Van Orman balances the tone and pacing by spacing out key moments, and leveraging funny skits against heartfelt scenes. Meanwhile, the story by Peter Ackerman, Eyal Podell, and Jonathon E. Stewart focuses on the need to work together to achieve a common goal, even if working with your enemies or the opposite sex is challenging. Another more serious topic, Red’s loneliness and his need to be liked, is finally addressed properly, which rectifies a failure of the prequel.
One detraction of expanding the cast is seeing the original characters’ chemistry diluted. The core trio friendship is sidelined in lieu of establishing Red and Silver. There is also a bizarre subplot involving three young birds that proves inconsequential and could have been culled entirely. Likewise, the film awkwardly shoehorns in pop songs at weird moments, which is a technique that will prove dated.
The Angry Birds Movie 2 is not ambitious enough to be groundbreaking or an astonishing viewing experience.

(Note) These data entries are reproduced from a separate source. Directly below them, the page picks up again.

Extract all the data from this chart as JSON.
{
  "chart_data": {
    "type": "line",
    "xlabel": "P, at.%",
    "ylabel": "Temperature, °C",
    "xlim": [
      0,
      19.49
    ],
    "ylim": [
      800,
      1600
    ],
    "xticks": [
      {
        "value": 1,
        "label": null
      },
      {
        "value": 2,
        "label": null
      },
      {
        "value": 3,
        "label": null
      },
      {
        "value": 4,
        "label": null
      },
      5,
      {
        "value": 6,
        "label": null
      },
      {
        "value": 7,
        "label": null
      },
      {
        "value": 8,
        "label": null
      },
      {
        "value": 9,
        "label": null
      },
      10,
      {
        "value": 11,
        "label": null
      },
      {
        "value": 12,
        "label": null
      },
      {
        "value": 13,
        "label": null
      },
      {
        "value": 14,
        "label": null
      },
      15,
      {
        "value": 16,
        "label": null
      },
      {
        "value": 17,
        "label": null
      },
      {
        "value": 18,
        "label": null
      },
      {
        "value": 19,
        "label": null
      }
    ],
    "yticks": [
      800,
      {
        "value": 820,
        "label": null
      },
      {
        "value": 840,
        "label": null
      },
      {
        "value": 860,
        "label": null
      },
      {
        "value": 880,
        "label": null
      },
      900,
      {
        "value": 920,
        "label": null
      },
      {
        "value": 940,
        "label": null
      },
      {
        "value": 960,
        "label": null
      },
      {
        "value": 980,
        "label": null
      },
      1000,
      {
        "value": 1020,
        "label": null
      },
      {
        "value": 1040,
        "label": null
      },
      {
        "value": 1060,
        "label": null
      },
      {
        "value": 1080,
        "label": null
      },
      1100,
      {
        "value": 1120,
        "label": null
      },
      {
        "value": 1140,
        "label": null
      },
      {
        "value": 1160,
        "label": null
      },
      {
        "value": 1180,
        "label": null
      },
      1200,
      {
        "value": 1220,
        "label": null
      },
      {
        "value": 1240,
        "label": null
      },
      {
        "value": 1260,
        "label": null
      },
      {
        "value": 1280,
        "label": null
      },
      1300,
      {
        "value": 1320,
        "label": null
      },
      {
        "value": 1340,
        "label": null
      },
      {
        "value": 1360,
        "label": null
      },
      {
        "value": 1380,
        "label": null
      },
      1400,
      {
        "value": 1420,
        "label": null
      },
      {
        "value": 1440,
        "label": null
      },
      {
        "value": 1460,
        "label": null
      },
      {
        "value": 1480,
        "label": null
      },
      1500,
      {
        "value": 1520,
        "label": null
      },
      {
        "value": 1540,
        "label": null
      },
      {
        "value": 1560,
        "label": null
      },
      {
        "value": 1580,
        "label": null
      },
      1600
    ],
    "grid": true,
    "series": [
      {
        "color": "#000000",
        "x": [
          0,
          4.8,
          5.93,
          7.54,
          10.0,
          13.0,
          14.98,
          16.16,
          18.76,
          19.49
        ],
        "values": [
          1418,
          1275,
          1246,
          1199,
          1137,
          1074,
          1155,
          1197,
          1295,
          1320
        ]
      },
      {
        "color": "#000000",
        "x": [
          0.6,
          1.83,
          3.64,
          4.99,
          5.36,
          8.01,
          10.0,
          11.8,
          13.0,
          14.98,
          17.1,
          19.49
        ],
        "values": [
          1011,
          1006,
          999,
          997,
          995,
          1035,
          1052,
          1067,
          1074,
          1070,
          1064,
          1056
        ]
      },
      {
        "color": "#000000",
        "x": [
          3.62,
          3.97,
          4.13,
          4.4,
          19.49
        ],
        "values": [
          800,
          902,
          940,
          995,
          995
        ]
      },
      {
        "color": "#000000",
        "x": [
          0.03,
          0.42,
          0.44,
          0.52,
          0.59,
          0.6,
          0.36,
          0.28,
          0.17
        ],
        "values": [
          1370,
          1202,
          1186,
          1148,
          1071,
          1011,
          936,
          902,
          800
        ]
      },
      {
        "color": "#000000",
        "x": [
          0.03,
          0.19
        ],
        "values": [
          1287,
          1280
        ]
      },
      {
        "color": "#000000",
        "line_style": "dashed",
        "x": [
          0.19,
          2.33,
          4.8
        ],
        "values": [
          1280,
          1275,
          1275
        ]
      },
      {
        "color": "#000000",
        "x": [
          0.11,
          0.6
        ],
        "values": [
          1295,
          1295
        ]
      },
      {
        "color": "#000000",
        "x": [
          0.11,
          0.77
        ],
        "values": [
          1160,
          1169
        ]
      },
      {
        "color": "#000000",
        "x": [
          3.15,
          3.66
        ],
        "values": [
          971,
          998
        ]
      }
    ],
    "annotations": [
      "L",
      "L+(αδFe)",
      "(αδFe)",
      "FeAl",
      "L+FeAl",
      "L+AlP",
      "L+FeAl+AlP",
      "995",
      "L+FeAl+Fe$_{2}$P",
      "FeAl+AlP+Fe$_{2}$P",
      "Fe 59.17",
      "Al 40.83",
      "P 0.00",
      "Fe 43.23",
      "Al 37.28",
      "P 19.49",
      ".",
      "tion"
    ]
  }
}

It was solely made as a result of the financial success of its predecessor. Yet it still attempts to have heart and emotion intertwined within its humour. At a tight 97 minutes, it will be unenduring for younger audiences and the bright, colourful characters and appealing settings will continue to engage.
Summary: The Angry Birds Movie 2 is not ambitious enough to be groundbreaking or an astonishing viewing experience. Yet it still attempts to have heart and emotion intertwined within its humour.